Review of osteoimmunology and the host response in endodontic and periodontal lesions

Abstract

Both lesions of endodontic origin and periodontal diseases involve the host response to bacteria and the formation of osteolytic lesions. Important for both is the upregulation of inflammatory cytokines that initiate and sustain the inflammatory response. Also important are chemokines that induce recruitment of leukocyte subsets and bone-resorptive factors that are largely produced by recruited inflammatory cells. However, there are differences also. Lesions of endodontic origin pose a particular challenge since that bacteria persist in a protected reservoir that is not readily accessible to the immune defenses. Thus, experiments in which the host response is inhibited in endodontic lesions tend to aggravate the formation of osteolytic lesions. In contrast, bacteria that invade the periodontium appear to be less problematic so that blocking arms of the host response tend to reduce the disease process. Interestingly, both lesions of endodontic origin and periodontitis exhibit inflammation that appears to inhibit bone formation. In periodontitis, the spatial location of the inflammation is likely to be important so that a host response that is restricted to a subepithelial space is associated with gingivitis, while a host response closer to bone is linked to bone resorption and periodontitis. However, the persistence of inflammation is also thought to be important in periodontitis since inflammation present during coupled bone formation may limit the capacity to repair the resorbed bone.

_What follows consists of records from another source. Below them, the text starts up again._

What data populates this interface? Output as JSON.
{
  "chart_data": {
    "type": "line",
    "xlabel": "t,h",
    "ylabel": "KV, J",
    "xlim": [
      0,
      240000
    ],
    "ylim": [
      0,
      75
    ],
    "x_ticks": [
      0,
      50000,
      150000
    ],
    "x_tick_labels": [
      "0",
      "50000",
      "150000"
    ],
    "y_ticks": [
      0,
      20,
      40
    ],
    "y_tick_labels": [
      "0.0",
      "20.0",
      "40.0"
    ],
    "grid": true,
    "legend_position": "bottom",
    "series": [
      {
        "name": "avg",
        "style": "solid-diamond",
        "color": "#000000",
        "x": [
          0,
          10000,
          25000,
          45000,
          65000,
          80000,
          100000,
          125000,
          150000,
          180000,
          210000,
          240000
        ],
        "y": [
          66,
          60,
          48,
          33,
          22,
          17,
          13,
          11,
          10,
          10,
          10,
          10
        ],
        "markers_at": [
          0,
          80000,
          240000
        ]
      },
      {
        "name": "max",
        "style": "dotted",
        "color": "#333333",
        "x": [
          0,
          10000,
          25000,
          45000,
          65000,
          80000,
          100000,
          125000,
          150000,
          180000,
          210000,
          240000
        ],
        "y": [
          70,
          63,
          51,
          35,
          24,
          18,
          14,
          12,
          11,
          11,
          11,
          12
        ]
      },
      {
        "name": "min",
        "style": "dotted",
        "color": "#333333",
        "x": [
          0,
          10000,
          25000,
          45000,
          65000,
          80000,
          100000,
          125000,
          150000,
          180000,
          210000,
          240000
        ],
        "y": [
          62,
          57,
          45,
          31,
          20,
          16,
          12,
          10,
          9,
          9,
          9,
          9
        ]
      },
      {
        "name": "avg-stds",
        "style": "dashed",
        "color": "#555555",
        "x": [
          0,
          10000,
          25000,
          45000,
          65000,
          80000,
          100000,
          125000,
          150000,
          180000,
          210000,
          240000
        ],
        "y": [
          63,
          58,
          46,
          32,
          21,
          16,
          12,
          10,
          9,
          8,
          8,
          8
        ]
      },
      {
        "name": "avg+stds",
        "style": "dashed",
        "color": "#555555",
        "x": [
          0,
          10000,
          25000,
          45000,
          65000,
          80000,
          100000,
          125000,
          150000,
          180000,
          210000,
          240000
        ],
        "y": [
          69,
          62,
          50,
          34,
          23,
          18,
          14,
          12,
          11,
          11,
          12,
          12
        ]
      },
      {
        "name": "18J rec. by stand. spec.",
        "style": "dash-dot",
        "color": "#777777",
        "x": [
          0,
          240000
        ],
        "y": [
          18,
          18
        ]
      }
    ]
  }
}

Keywords: bacteria; bone; chemokine; cytokine; endodontic lesion; gingivitis; inflammation; periodontitis.

Fig. 1

RANKL/OPG balance is an important factor in regulating bone resorption in periodontal and periapical environments. Osteoclast differentiation and activation are driven by the interaction of RANK (receptor activator of nuclear factor-kB) with its ligand, RANKL. Osteoprotegerin, OPG, is a decoy receptor of RANKL that inhibits RANK-RANKL engagement. In homeostatic conditions (left side), RANKL and OPG levels are thought to be in balance so that there is limited osteoclastogenesis and bone resorption. With an inflammatory stimulus, the RANKL/OPG ratio increases in periodontal and periapical tissues and leads to stimulation of osteoclast activity and pathologic bone resorption.

Fig. 2

Cytokine regulation of matrix degradation and bone resorption in periodontal and periapical environments. The presence of microbial pathogens in periodontal and periapical environments trigger an initial production of proinflammatory cytokines, such as TNF-α and IL1β, which stimulate expression and activation of matrix metalloproteinases (MMPs) that degrade extracellular connective tissue matrix. Cytokines such as TNF-α can stimulate osteoclastogenesis independently while other cytokines stimulate RANKL expression that leads to formation of osteoclasts and osteoclast activity. The combined innate and adaptive immune responses are likely to lead to the high levels of inflammation and bone resorption. These proinflammatory cytokines are thought to generate an amplification loop that contributes to periodontal and periapical lesion progression. Conversely, cytokines produced by Th2 cells and Tregs, such as IL-4 and IL-10 have the opposite effect, in part, through stimulating production of tissue inhibitors of matrix metalloproteinases (TIMPs) and OPG as well as restrain inflammatory cytokine production.

Fig. 3

Spatial relationship between an inflammatory infiltrate and periodontal bone loss. In periodontitis, bacteria attach to the tooth surface and invade the adjacent epithelium and connective tissue. This causes formation of an inflammatory infiltrate indicated by the black arrows. If the inflammatory infiltrate is at a distance from bone (left panel), osteoclastogenesis is not stimulated. However, if the infiltrate moves closer to bone (right panel), osteoclasts are induced and bone resorption occurs.

Fig. 4

The role of coupling in periodontal lesion development. Bone formation occurs after bone resorption so that the two processes are coupled. Thus, the resorption pit is occupied by osteoblasts that form new bone. In a normal healthy individual, the amount of bone formed equals the amount resorbed. In pathologic bone resorption, the amount of bone that forms is less than that resorbed so that there is net bone loss. This may be due to the impact of inflammation on bone formation. Inflammation could potentially interfere with coupling by reducing proliferation of osteoblast precursors, inhibiting differentiation of osteoblasts, decreasing osteoblast numbers by stimulating apoptosis, or by interfering with the production of bone matrix.